Computer system 400 also includes a communication interface 418 coupled to bus 402. Communication interface 418 provides a two-way data communication coupling to a network link 420 that is connected to a local network 422. For example, communication interface 418 may be an integrated services digital network (ISDN) card, cable modem, satellite modem, or a modem to provide a data communication connection to a corresponding type of telephone line. As another example, communication interface 418 may be a local area network (LAN) card to provide a data communication connection to a compatible LAN. Wireless links may also be implemented. In any such implementation, communication interface 418 sends and receives electrical, electromagnetic, or optical signals that carry digital data streams representing various types of information.
Network link 420 typically provides data communication through one or more networks to other data devices.
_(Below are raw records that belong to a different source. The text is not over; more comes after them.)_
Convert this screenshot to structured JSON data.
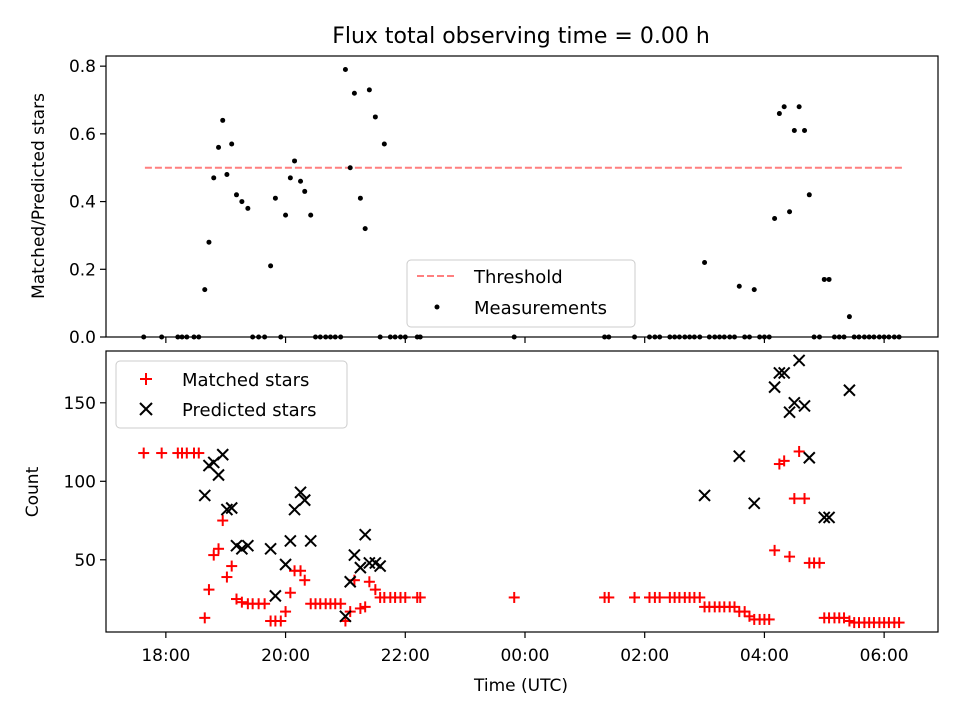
{
  "figure": {
    "title": "Flux total observing time = 0.00 h"
  },
  "chart_data": [
    {
      "type": "scatter",
      "xlabel": "",
      "ylabel": "Matched/Predicted stars",
      "xlim": [
        17.0,
        30.9
      ],
      "ylim": [
        0.0,
        0.83
      ],
      "yticks": [
        "0.0",
        "0.2",
        "0.4",
        "0.6",
        "0.8"
      ],
      "ytick_values": [
        0.0,
        0.2,
        0.4,
        0.6,
        0.8
      ],
      "legend_location": "lower center",
      "threshold": {
        "name": "Threshold",
        "value": 0.5,
        "x_range": [
          17.65,
          30.3
        ],
        "color": "#ff7f7f",
        "style": "dashed"
      },
      "series": [
        {
          "name": "Measurements",
          "marker": "dot",
          "color": "#000000",
          "points": [
            [
              17.63,
              0.0
            ],
            [
              17.93,
              0.0
            ],
            [
              18.2,
              0.0
            ],
            [
              18.27,
              0.0
            ],
            [
              18.35,
              0.0
            ],
            [
              18.47,
              0.0
            ],
            [
              18.55,
              0.0
            ],
            [
              18.65,
              0.14
            ],
            [
              18.72,
              0.28
            ],
            [
              18.8,
              0.47
            ],
            [
              18.88,
              0.56
            ],
            [
              18.95,
              0.64
            ],
            [
              19.02,
              0.48
            ],
            [
              19.1,
              0.57
            ],
            [
              19.18,
              0.42
            ],
            [
              19.27,
              0.4
            ],
            [
              19.37,
              0.38
            ],
            [
              19.45,
              0.0
            ],
            [
              19.55,
              0.0
            ],
            [
              19.65,
              0.0
            ],
            [
              19.75,
              0.21
            ],
            [
              19.83,
              0.41
            ],
            [
              19.92,
              0.0
            ],
            [
              20.0,
              0.36
            ],
            [
              20.08,
              0.47
            ],
            [
              20.15,
              0.52
            ],
            [
              20.25,
              0.46
            ],
            [
              20.32,
              0.43
            ],
            [
              20.42,
              0.36
            ],
            [
              20.5,
              0.0
            ],
            [
              20.58,
              0.0
            ],
            [
              20.67,
              0.0
            ],
            [
              20.75,
              0.0
            ],
            [
              20.83,
              0.0
            ],
            [
              20.92,
              0.0
            ],
            [
              21.0,
              0.79
            ],
            [
              21.08,
              0.5
            ],
            [
              21.15,
              0.72
            ],
            [
              21.25,
              0.41
            ],
            [
              21.33,
              0.32
            ],
            [
              21.4,
              0.73
            ],
            [
              21.5,
              0.65
            ],
            [
              21.58,
              0.0
            ],
            [
              21.65,
              0.57
            ],
            [
              21.75,
              0.0
            ],
            [
              21.83,
              0.0
            ],
            [
              21.92,
              0.0
            ],
            [
              22.0,
              0.0
            ],
            [
              22.2,
              0.0
            ],
            [
              22.25,
              0.0
            ],
            [
              23.82,
              0.0
            ],
            [
              25.33,
              0.0
            ],
            [
              25.4,
              0.0
            ],
            [
              25.83,
              0.0
            ],
            [
              26.08,
              0.0
            ],
            [
              26.17,
              0.0
            ],
            [
              26.25,
              0.0
            ],
            [
              26.42,
              0.0
            ],
            [
              26.5,
              0.0
            ],
            [
              26.58,
              0.0
            ],
            [
              26.67,
              0.0
            ],
            [
              26.75,
              0.0
            ],
            [
              26.83,
              0.0
            ],
            [
              26.92,
              0.0
            ],
            [
              27.0,
              0.22
            ],
            [
              27.08,
              0.0
            ],
            [
              27.17,
              0.0
            ],
            [
              27.25,
              0.0
            ],
            [
              27.33,
              0.0
            ],
            [
              27.42,
              0.0
            ],
            [
              27.5,
              0.0
            ],
            [
              27.58,
              0.15
            ],
            [
              27.67,
              0.0
            ],
            [
              27.75,
              0.0
            ],
            [
              27.83,
              0.14
            ],
            [
              27.92,
              0.0
            ],
            [
              28.0,
              0.0
            ],
            [
              28.08,
              0.0
            ],
            [
              28.17,
              0.35
            ],
            [
              28.25,
              0.66
            ],
            [
              28.33,
              0.68
            ],
            [
              28.42,
              0.37
            ],
            [
              28.5,
              0.61
            ],
            [
              28.58,
              0.68
            ],
            [
              28.67,
              0.61
            ],
            [
              28.75,
              0.42
            ],
            [
              28.83,
              0.0
            ],
            [
              28.92,
              0.0
            ],
            [
              29.0,
              0.17
            ],
            [
              29.08,
              0.17
            ],
            [
              29.17,
              0.0
            ],
            [
              29.25,
              0.0
            ],
            [
              29.33,
              0.0
            ],
            [
              29.42,
              0.06
            ],
            [
              29.5,
              0.0
            ],
            [
              29.58,
              0.0
            ],
            [
              29.67,
              0.0
            ],
            [
              29.75,
              0.0
            ],
            [
              29.83,
              0.0
            ],
            [
              29.92,
              0.0
            ],
            [
              30.0,
              0.0
            ],
            [
              30.08,
              0.0
            ],
            [
              30.17,
              0.0
            ],
            [
              30.25,
              0.0
            ]
          ]
        }
      ]
    },
    {
      "type": "scatter",
      "xlabel": "Time (UTC)",
      "ylabel": "Count",
      "xlim": [
        17.0,
        30.9
      ],
      "ylim": [
        4,
        183
      ],
      "yticks": [
        "50",
        "100",
        "150"
      ],
      "ytick_values": [
        50,
        100,
        150
      ],
      "xticks": [
        "18:00",
        "20:00",
        "22:00",
        "00:00",
        "02:00",
        "04:00",
        "06:00"
      ],
      "xtick_values": [
        18,
        20,
        22,
        24,
        26,
        28,
        30
      ],
      "legend_location": "upper left",
      "series": [
        {
          "name": "Matched stars",
          "marker": "plus",
          "color": "#ff0000",
          "points": [
            [
              17.63,
              118
            ],
            [
              17.93,
              118
            ],
            [
              18.2,
              118
            ],
            [
              18.27,
              118
            ],
            [
              18.35,
              118
            ],
            [
              18.47,
              118
            ],
            [
              18.55,
              118
            ],
            [
              18.65,
              13
            ],
            [
              18.72,
              31
            ],
            [
              18.8,
              53
            ],
            [
              18.88,
              57
            ],
            [
              18.95,
              75
            ],
            [
              19.02,
              39
            ],
            [
              19.1,
              46
            ],
            [
              19.18,
              25
            ],
            [
              19.27,
              23
            ],
            [
              19.37,
              22
            ],
            [
              19.45,
              22
            ],
            [
              19.55,
              22
            ],
            [
              19.65,
              22
            ],
            [
              19.75,
              11
            ],
            [
              19.83,
              11
            ],
            [
              19.92,
              11
            ],
            [
              20.0,
              17
            ],
            [
              20.08,
              29
            ],
            [
              20.15,
              43
            ],
            [
              20.25,
              43
            ],
            [
              20.32,
              37
            ],
            [
              20.42,
              22
            ],
            [
              20.5,
              22
            ],
            [
              20.58,
              22
            ],
            [
              20.67,
              22
            ],
            [
              20.75,
              22
            ],
            [
              20.83,
              22
            ],
            [
              20.92,
              22
            ],
            [
              21.0,
              11
            ],
            [
              21.08,
              17
            ],
            [
              21.15,
              37
            ],
            [
              21.25,
              19
            ],
            [
              21.33,
              20
            ],
            [
              21.4,
              36
            ],
            [
              21.5,
              31
            ],
            [
              21.58,
              26
            ],
            [
              21.65,
              26
            ],
            [
              21.75,
              26
            ],
            [
              21.83,
              26
            ],
            [
              21.92,
              26
            ],
            [
              22.0,
              26
            ],
            [
              22.2,
              26
            ],
            [
              22.25,
              26
            ],
            [
              23.82,
              26
            ],
            [
              25.33,
              26
            ],
            [
              25.4,
              26
            ],
            [
              25.83,
              26
            ],
            [
              26.08,
              26
            ],
            [
              26.17,
              26
            ],
            [
              26.25,
              26
            ],
            [
              26.42,
              26
            ],
            [
              26.5,
              26
            ],
            [
              26.58,
              26
            ],
            [
              26.67,
              26
            ],
            [
              26.75,
              26
            ],
            [
              26.83,
              26
            ],
            [
              26.92,
              26
            ],
            [
              27.0,
              20
            ],
            [
              27.08,
              20
            ],
            [
              27.17,
              20
            ],
            [
              27.25,
              20
            ],
            [
              27.33,
              20
            ],
            [
              27.42,
              20
            ],
            [
              27.5,
              20
            ],
            [
              27.58,
              17
            ],
            [
              27.67,
              17
            ],
            [
              27.75,
              14
            ],
            [
              27.83,
              12
            ],
            [
              27.92,
              12
            ],
            [
              28.0,
              12
            ],
            [
              28.08,
              12
            ],
            [
              28.17,
              56
            ],
            [
              28.25,
              111
            ],
            [
              28.33,
              113
            ],
            [
              28.42,
              52
            ],
            [
              28.5,
              89
            ],
            [
              28.58,
              119
            ],
            [
              28.67,
              89
            ],
            [
              28.75,
              48
            ],
            [
              28.83,
              48
            ],
            [
              28.92,
              48
            ],
            [
              29.0,
              13
            ],
            [
              29.08,
              13
            ],
            [
              29.17,
              13
            ],
            [
              29.25,
              13
            ],
            [
              29.33,
              13
            ],
            [
              29.42,
              11
            ],
            [
              29.5,
              10
            ],
            [
              29.58,
              10
            ],
            [
              29.67,
              10
            ],
            [
              29.75,
              10
            ],
            [
              29.83,
              10
            ],
            [
              29.92,
              10
            ],
            [
              30.0,
              10
            ],
            [
              30.08,
              10
            ],
            [
              30.17,
              10
            ],
            [
              30.25,
              10
            ]
          ]
        },
        {
          "name": "Predicted stars",
          "marker": "x",
          "color": "#000000",
          "points": [
            [
              18.65,
              91
            ],
            [
              18.72,
              110
            ],
            [
              18.8,
              112
            ],
            [
              18.88,
              104
            ],
            [
              18.95,
              117
            ],
            [
              19.02,
              82
            ],
            [
              19.1,
              83
            ],
            [
              19.18,
              59
            ],
            [
              19.27,
              57
            ],
            [
              19.37,
              59
            ],
            [
              19.75,
              57
            ],
            [
              19.83,
              27
            ],
            [
              20.0,
              47
            ],
            [
              20.08,
              62
            ],
            [
              20.15,
              82
            ],
            [
              20.25,
              93
            ],
            [
              20.32,
              88
            ],
            [
              20.42,
              62
            ],
            [
              21.0,
              14
            ],
            [
              21.08,
              36
            ],
            [
              21.15,
              53
            ],
            [
              21.25,
              45
            ],
            [
              21.33,
              66
            ],
            [
              21.4,
              48
            ],
            [
              21.5,
              48
            ],
            [
              21.58,
              46
            ],
            [
              27.0,
              91
            ],
            [
              27.58,
              116
            ],
            [
              27.83,
              86
            ],
            [
              28.17,
              160
            ],
            [
              28.25,
              169
            ],
            [
              28.33,
              169
            ],
            [
              28.42,
              144
            ],
            [
              28.5,
              150
            ],
            [
              28.58,
              177
            ],
            [
              28.67,
              148
            ],
            [
              28.75,
              115
            ],
            [
              29.0,
              77
            ],
            [
              29.08,
              77
            ],
            [
              29.42,
              158
            ]
          ]
        }
      ]
    }
  ]
}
For example, network link 420 may provide a connection through local network 422 to a host computer 424 or to data equipment operated by an Internet Service Provider (ISP) 426. ISP 426 in turn provides data communication services through the worldwide packet data communication network now commonly referred to as the “Internet” 428. Local network 422 and Internet 428 both use electrical, electromagnetic, or optical signals that carry digital data streams. The signals through the various networks and the signals on network link 420 and through communication interface 418, which carry the digital data to and from computer system 400, are example forms of transmission media.
Computer system 400 can send messages and receive data, including program code, through the network(s), network link 420 and communication interface 418. In the Internet example, a server 430 might transmit a requested code for an application program through Internet 428, ISP 426, local network 422 and communication interface 418.
The received code may be executed by processor 404 as it is received, and/or stored in storage device 410, or other non-volatile storage for later execution.
Embodiments are directed to a system with one or more devices that include a hardware processor and that are configured to perform any of the operations described herein and/or recited in any of the claims below.
In an embodiment, a non-transitory computer readable storage medium comprises instructions which, when executed by one or more hardware processors, causes performance of any of the operations described herein and/or recited in any of the claims.
Any combination of the features and functionalities described herein may be used in accordance with one or more embodiments. In the foregoing specification, embodiments have been described with reference to numerous specific details that may vary from implementation to implementation. The specification and drawings are, accordingly, to be regarded in an illustrative rather than a restrictive sense. The sole and exclusive indicator of the scope of the disclosure, and what is intended by the applicants to be the scope of the disclosure, is the literal and equivalent scope of the set of claims that issue from this application, in the specific form in which such claims issue, including any subsequent correction.